XXVI.- Como
dioses o como Dios
El estigma por
antonomasia que el hombre lleva marcado a causa del pecado original es el de
hacerle prisionero de la mentira, la gran mentira a la que se adhirieron Adán y
Eva cuando fueron tentados en su relación con Dios. La gran mentira que salió
de la boca de Satanás fue: ¡Seréis como dioses! Adán y Eva prefirieron la
ensoñación del mentiroso a la Palabra de vida que Dios les había dado.

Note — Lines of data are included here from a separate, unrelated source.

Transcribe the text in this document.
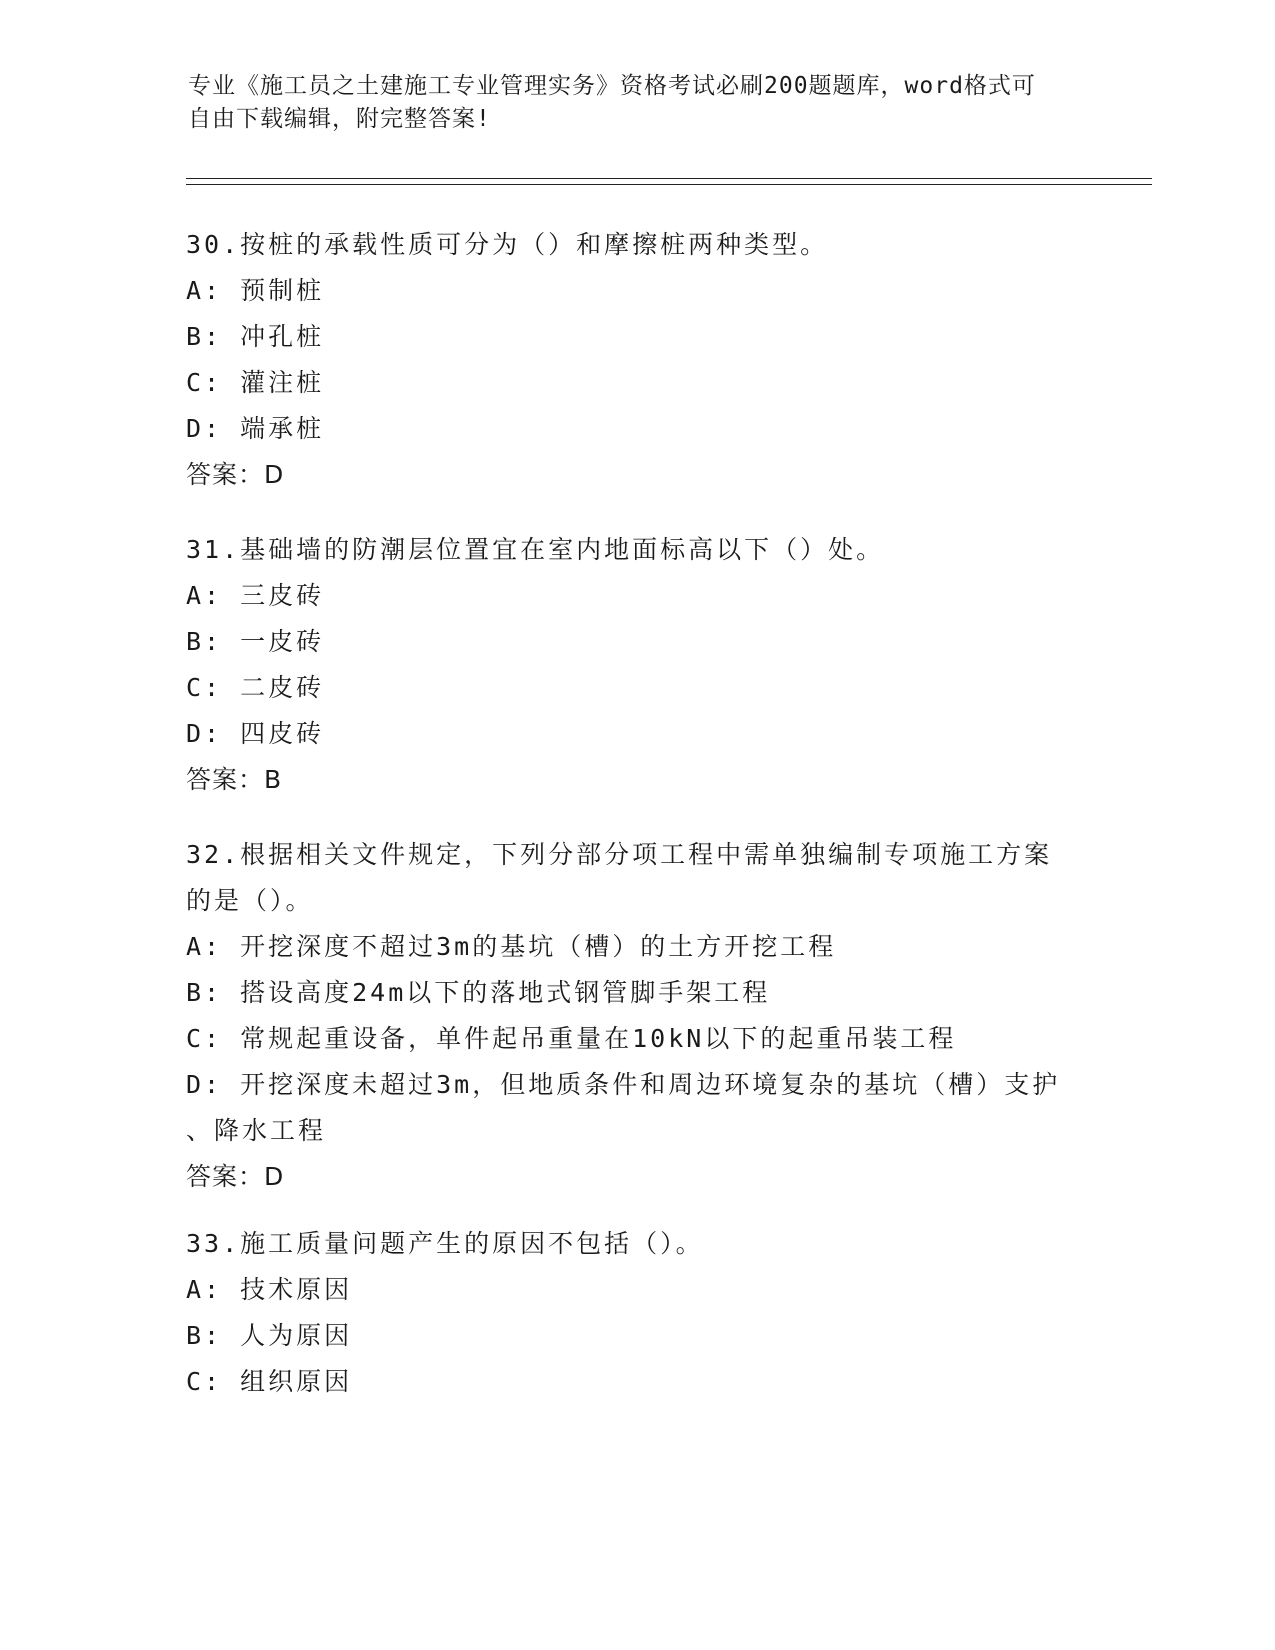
专业《施工员之土建施工专业管理实务》资格考试必刷200题题库，word格式可
自由下载编辑，附完整答案!
30.按桩的承载性质可分为（）和摩擦桩两种类型。
A: 预制桩
B: 冲孔桩
C: 灌注桩
D: 端承桩
答案：D
31.基础墙的防潮层位置宜在室内地面标高以下（）处。
A: 三皮砖
B: 一皮砖
C: 二皮砖
D: 四皮砖
答案：B
32.根据相关文件规定，下列分部分项工程中需单独编制专项施工方案
的是（）。
A: 开挖深度不超过3m的基坑（槽）的土方开挖工程
B: 搭设高度24m以下的落地式钢管脚手架工程
C: 常规起重设备，单件起吊重量在10kN以下的起重吊装工程
D: 开挖深度未超过3m，但地质条件和周边环境复杂的基坑（槽）支护
、降水工程
答案：D
33.施工质量问题产生的原因不包括（）。
A: 技术原因
B: 人为原因
C: 组织原因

Conocieron así algo que hasta entonces les había sido extraño: el miedo que
lleva consigo el pregón de la muerte.
Seréis como
dioses, oyeron. Oyeron y creyeron. Desde entonces, el hombre cambió la tutela
del Pastor de la Vida por la del pastor de la muerte. Dura nos parece la
descripción que nos ofrece el salmista acerca del hombre que llega incluso a
considerarse satisfecho de haber vivido entre límites tan estrechos: “…Así
andan ellos, seguros de sí mismos, y llegan al final, contentos de su suerte.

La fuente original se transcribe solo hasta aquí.